Do you love the idea of an environmental fantasy? That premise instantly hooked by myself and one of my guest reviewers! And a series starter? What a combination! Keep reading this book review to find out if The Forever Sea is for you!
On the never-ending, miles-high expanse of prairie grasses known as the Forever Sea, Kindred Greyreach, hearthfire keeper and sailor aboard harvesting vessel The Errant, is just beginning to fit in with the crew of her new ship when she receives devastating news. Her grandmother–The Marchess, legendary captain and hearthfire keeper–has stepped from her vessel and disappeared into the sea.

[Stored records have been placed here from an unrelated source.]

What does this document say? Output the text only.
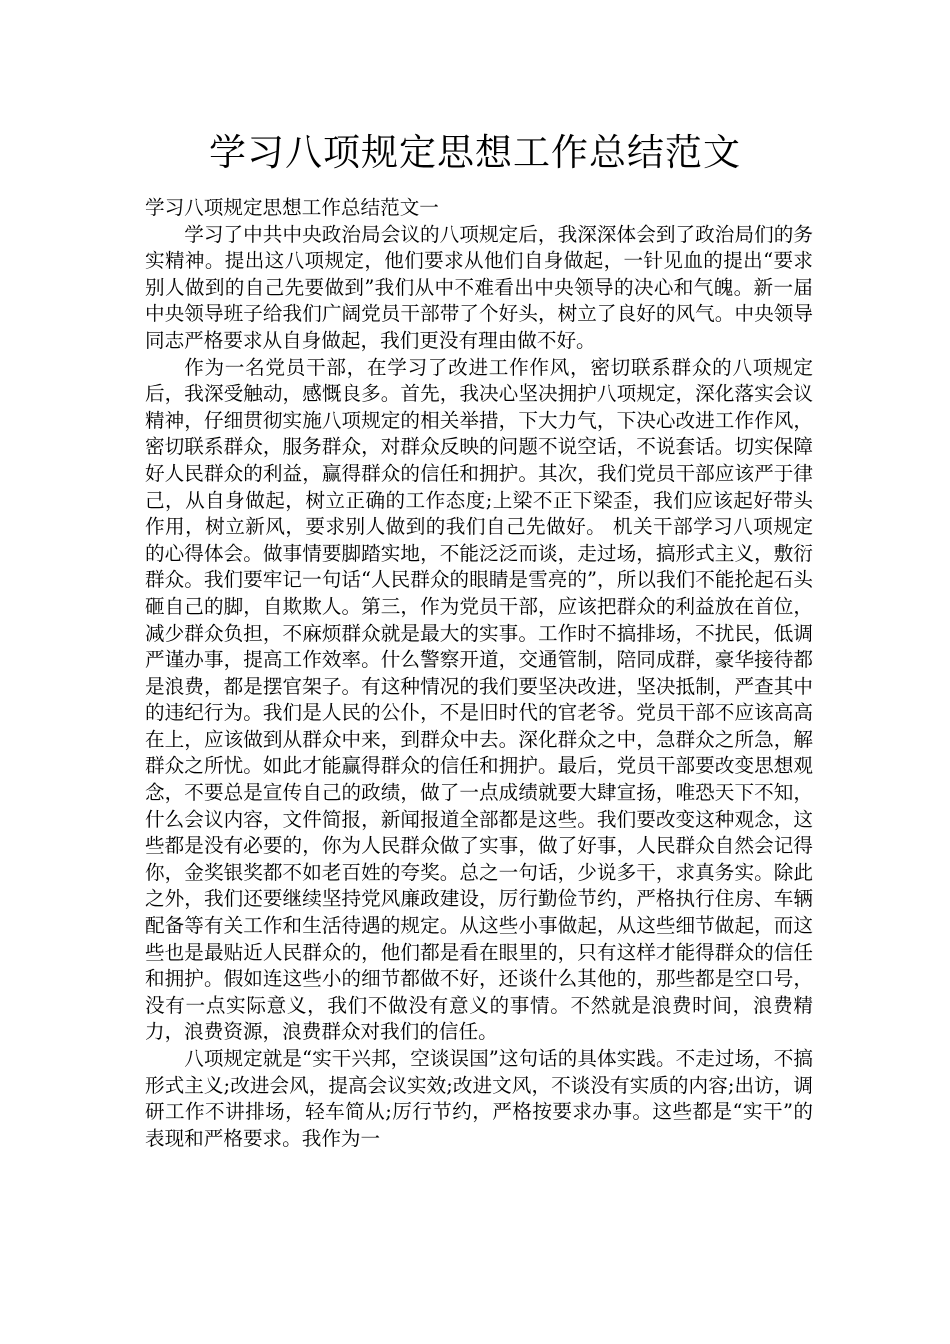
学习八项规定思想工作总结范文

学习八项规定思想工作总结范文一

学习了中共中央政治局会议的八项规定后，我深深体会到了政治局们的务实精神。提出这八项规定，他们要求从他们自身做起，一针见血的提出“要求别人做到的自己先要做到”我们从中不难看出中央领导的决心和气魄。新一届中央领导班子给我们广阔党员干部带了个好头，树立了良好的风气。中央领导同志严格要求从自身做起，我们更没有理由做不好。

作为一名党员干部，在学习了改进工作作风，密切联系群众的八项规定后，我深受触动，感慨良多。首先，我决心坚决拥护八项规定，深化落实会议精神，仔细贯彻实施八项规定的相关举措，下大力气，下决心改进工作作风，密切联系群众，服务群众，对群众反映的问题不说空话，不说套话。切实保障好人民群众的利益，赢得群众的信任和拥护。其次，我们党员干部应该严于律己，从自身做起，树立正确的工作态度;上梁不正下梁歪，我们应该起好带头作用，树立新风，要求别人做到的我们自己先做好。 机关干部学习八项规定的心得体会。做事情要脚踏实地，不能泛泛而谈，走过场，搞形式主义，敷衍群众。我们要牢记一句话“人民群众的眼睛是雪亮的”，所以我们不能抡起石头砸自己的脚，自欺欺人。第三，作为党员干部，应该把群众的利益放在首位，减少群众负担，不麻烦群众就是最大的实事。工作时不搞排场，不扰民，低调严谨办事，提高工作效率。什么警察开道，交通管制，陪同成群，豪华接待都是浪费，都是摆官架子。有这种情况的我们要坚决改进，坚决抵制，严查其中的违纪行为。我们是人民的公仆，不是旧时代的官老爷。党员干部不应该高高在上，应该做到从群众中来，到群众中去。深化群众之中，急群众之所急，解群众之所忧。如此才能赢得群众的信任和拥护。最后，党员干部要改变思想观念，不要总是宣传自己的政绩，做了一点成绩就要大肆宣扬，唯恐天下不知，什么会议内容，文件简报，新闻报道全部都是这些。我们要改变这种观念，这些都是没有必要的，你为人民群众做了实事，做了好事，人民群众自然会记得你，金奖银奖都不如老百姓的夸奖。总之一句话，少说多干，求真务实。除此之外，我们还要继续坚持党风廉政建设，厉行勤俭节约，严格执行住房、车辆配备等有关工作和生活待遇的规定。从这些小事做起，从这些细节做起，而这些也是最贴近人民群众的，他们都是看在眼里的，只有这样才能得群众的信任和拥护。假如连这些小的细节都做不好，还谈什么其他的，那些都是空口号，没有一点实际意义，我们不做没有意义的事情。不然就是浪费时间，浪费精力，浪费资源，浪费群众对我们的信任。

八项规定就是“实干兴邦，空谈误国”这句话的具体实践。不走过场，不搞形式主义;改进会风，提高会议实效;改进文风，不谈没有实质的内容;出访，调研工作不讲排场，轻车简从;厉行节约，严格按要求办事。这些都是“实干”的表现和严格要求。我作为一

But the note she leaves Kindred suggests this was not an act of suicide. Something waits in the depths, and the Marchess has set out to find it.

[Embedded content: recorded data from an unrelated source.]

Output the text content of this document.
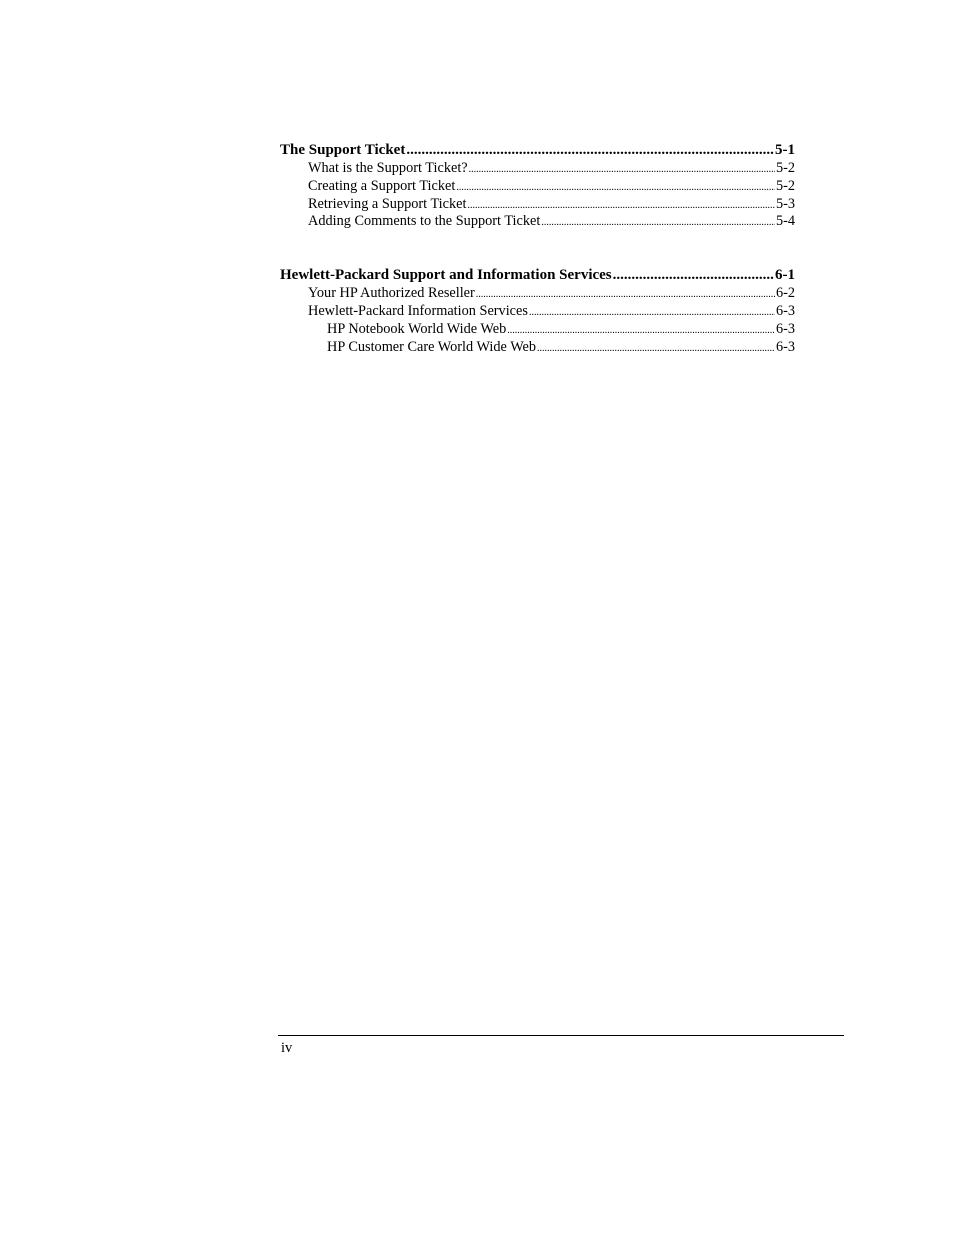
The Support Ticket .....	5-1
What is the Support Ticket? .....	5-2
Creating a Support Ticket .....	5-2
Retrieving a Support Ticket .....	5-3
Adding Comments to the Support Ticket .....	5-4
Hewlett-Packard Support and Information Services .....	6-1
Your HP Authorized Reseller .....	6-2
Hewlett-Packard Information Services .....	6-3
HP Notebook World Wide Web .....	6-3
HP Customer Care World Wide Web .....	6-3
iv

To follow in her grandmother’s footsteps, Kindred must embroil herself in conflicts bigger than she could imagine: a water war simmering below the surface of two cultures; the politics of a mythic pirate city floating beyond the edges of safe seas; battles against beasts of the deep, driven to the brink of madness; and the elusive promise of a world below the waves.
Kindred finds that she will sacrifice almost everything–ship, crew, and a life sailing in the sun–to discover the truth of the darkness that waits below the Forever Sea.
The Forever Sea is a masterful tale in which familiar concepts are redefined to construct an entirely new and colourful world. One of them is even illustrated on the (gorgeous!) cover: The ships themselves do not float on water, but instead are floating through blades of grass.
The story follows the young woman Kindred on her journey aboard a plant harvesting vessel. Together with her crewmates she must prove herself and navigate an increasingly hostile landscape of greedy politicians and bloodthirsty pirates.
I thoroughly enjoyed the book with all its new ideas and concepts. It just keeps on surprising you until the end. Kindred and her crewmates are likeable and I felt myself rooting for them towards the end.
Only the small interludes which might be used as connection point for future prequels felt a bit odd and I often times ended a reading session whenever one came up. But they are sparse and do not take anything away from this fabulous epic fantasy.